Senior Economist, Monetary Policy · Central Bank of Malta | PhD, Paris School of Economics
I study how information anticipates macroeconomic stress — in central bank language, retail prices, news flows, and capital movements. My work combines econometrics with LLMs and alternative data to build early-warning and nowcasting tools for policymakers.
At the Central Bank of Malta, I prepare briefing materials for the Governor ahead of ECB Governing Council meetings and conduct research on monetary policy transmission, inflation dynamics, and market reactions to central bank announcements — providing direct exposure to eurozone policy implementation in real time.
My current research spans three areas: measuring how ECB announcements generate market uncertainty and how to simulate these market dynamics; the effect of political pressure on central banks on markets' expectations; and nowcasting Maltese inflation from high-frequency web-scraped retail prices.
Prior to joining the CBM, I worked at the IMF on emerging market economies, sovereign debt, and capital flows, and at the OECD as an external consultant on economic policy analysis. My PhD at the Paris School of Economics (2022, supervised by Prof. Agnès Bénassy-Quéré) examined financial crises prediction, institutional forecast errors, and built a novel textual dataset of IMF archival documents.
We introduce a novel market-based measure of monetary policy uncertainty: the difference in the standard deviation of OIS rates in a three-day window around ECB policy announcements. ECB announcements generally increase market uncertainty about future interest rates, regardless of the sign of the policy surprise. This increased uncertainty significantly impacts asset prices — raising nominal yields, lowering stock market returns, and increasing Euro exchange rate volatility.

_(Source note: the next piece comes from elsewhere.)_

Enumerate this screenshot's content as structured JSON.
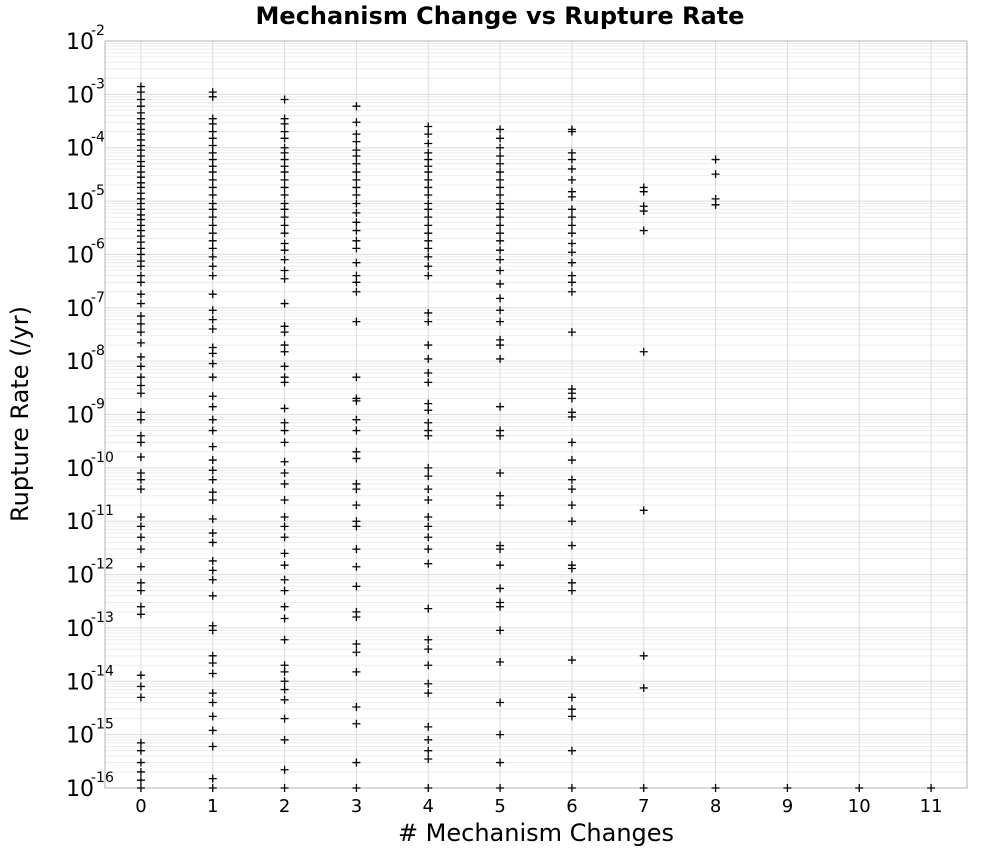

We provide the first long-run systematic evidence on whether financial markets price political pressure on the Federal Reserve as a signal of future monetary policy. Using approximately four decades of Reuters newswire articles from 1988 to 2025, classified by an open-weight LLM ensemble into dovish and hawkish pressure, we estimate the daily response of interest rate expectations across the term structure, the US dollar, inflation compensation, and market volatility. Dovish pressure lowers near-term rate expectations by roughly one basis point per event — equivalent to a four-percent increase in the implied probability of a rate cut at the next FOMC meeting — with the effect decaying monotonically and vanishing beyond the three-month horizon. Hawkish pressure has no detectable effect. The response is driven entirely by presidential commentary, accompanied by dollar depreciation, with stable inflation compensation and market volatility. Excluding the Trump presidencies does not weaken the estimate, ruling out the possibility that the result is confined to an idiosyncratic recent episode. We interpret the pattern as markets pricing anticipated monetary accommodation, rather than a credibility tax on the nominal anchor.
Traditional high-frequency identification of monetary policy communication effects operates ex-post, precluding evaluation of alternative strategies before publication. We introduce an ex-ante framework that simulates heterogeneous market reactions to central bank communication before release. Our methodology employs LLMs to construct an agent-based simulation of 30 synthetic traders with heterogeneous risk preferences, cognitive biases, and interpretive styles. These agents process ECB press conference transcripts and forecast Euro interest rate swap rates across 3-month, 2-year, and 10-year maturities. Cross-sectional forecast dispersion provides a model-based measure of market disagreement, validated against realized OIS volatility. Analysing 283 ECB press conferences (June 1998–April 2025), we document Spearman correlations of approximately 0.5 between simulated and realized disagreement, rising to 0.6 under iterative prompt optimization — robust across prompting strategies, temporally stable, and significantly outperforming simple language complexity scores.
This article explores the use of web-scraped supermarket prices to nowcast food inflation in Malta, where food represents about 16% of the HICP. We compile a novel dataset of over 2,700 products and more than two million daily prices, classified using string-matching and large language models. Three approaches are assessed: a naïve benchmark, a minimum distance method aligned with official data, and a machine learning framework with mixed-frequency regressions. Out-of-sample tests show that web-scraped data can enhance forecast accuracy, with results highlighting the value of online prices for real-time inflation monitoring.
Three chapters on macroeconomic forecasting and financial crises. Chapter 3 shows that early warning systems for external crises fare relatively well in terms of forecasting performance, comparing global and domestic indicators and analysing output losses from missed versus predicted crises. Chapter 4 evaluates short-term forecasts of economic activity by major institutions and the private sector, examining how forecast errors correlate to the business cycle and touching on the political dimension of forecasting. Chapter 5 introduces a novel dataset of IMF archival documents — compiled via a manual dictionary and term-frequency approach — to measure how crisis discourse has evolved across the Fund's membership over decades.
Replication materials for all papers — data, code, and documentation — are available on my GitHub. I am committed to transparent and reproducible research.